Does this sound familiar? The only thing different is that he suggested the author would pay a small fee to have their book uploaded. I have not yet jumped into e-pubing, but the way I understand it, there is no fee to upload your book, but the service takes a percentage of the purchase price as a royalty. I understand Amazon takes 30% as their cut, still, that leaves 70% for the author. Trad publishing leaves much less for the author.

Dr. Pournelle quotes John R. McCarthy as this being the end of traditional publishing, for where would be the need for publishers or printers? Well, we can see that this hasn’t happened (yet). Indeed, there will always be a need for printers for those people who prefer a physical book in their hands (I do myself sometimes), but will we need publishers? Maybe, maybe not. And for the printing part of the equation, there is Print on Demand services like the Espresso Book Machine that will print a physical book from a properly formatted PDF file.

The good doctor claims that what publishers provide is editorial services and distribution (and publicity and marketing and cover design, etc). He claims that distribution will no longer be needed (true with e-books), so what is left? Editorial services. He foresaw that critics and editors would become more important.

“Recommended and edited by Jim Baen,” or “A Frederick Pohl Selection” would take on new significance, and one assumes that these editors would continue to work with authors since they’d hardly recommend a book they didn’t like (and some authors might even admit that a good editor can help a book).

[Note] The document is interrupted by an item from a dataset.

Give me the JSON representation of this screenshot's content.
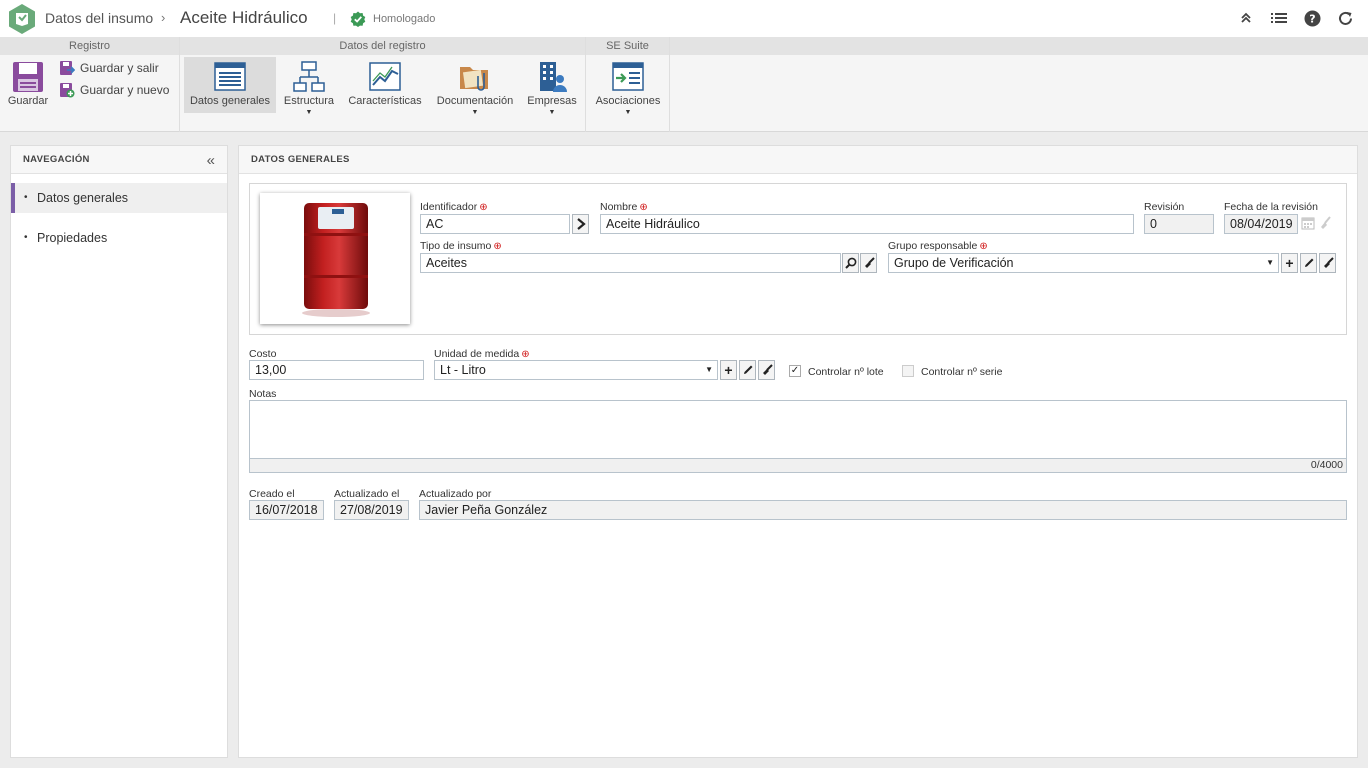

For years, Dean Wesley Smith and Kristine Kathryn Rusch and others have been saying much the same thing as Dr. Pournelle. Now, traditional publishing has not gone away, and I doubt it will ever vanish totally, but it isn’t the only game in town. E-books and POD services are available for the author willing to jump in and test the waters.

A Step Farther Out is available on Amazon in various formats, including Kindle. Subsequent editions have been released since my 1979 version, but I have not seen them, so I don’t know what, if any, differences exist. Read it.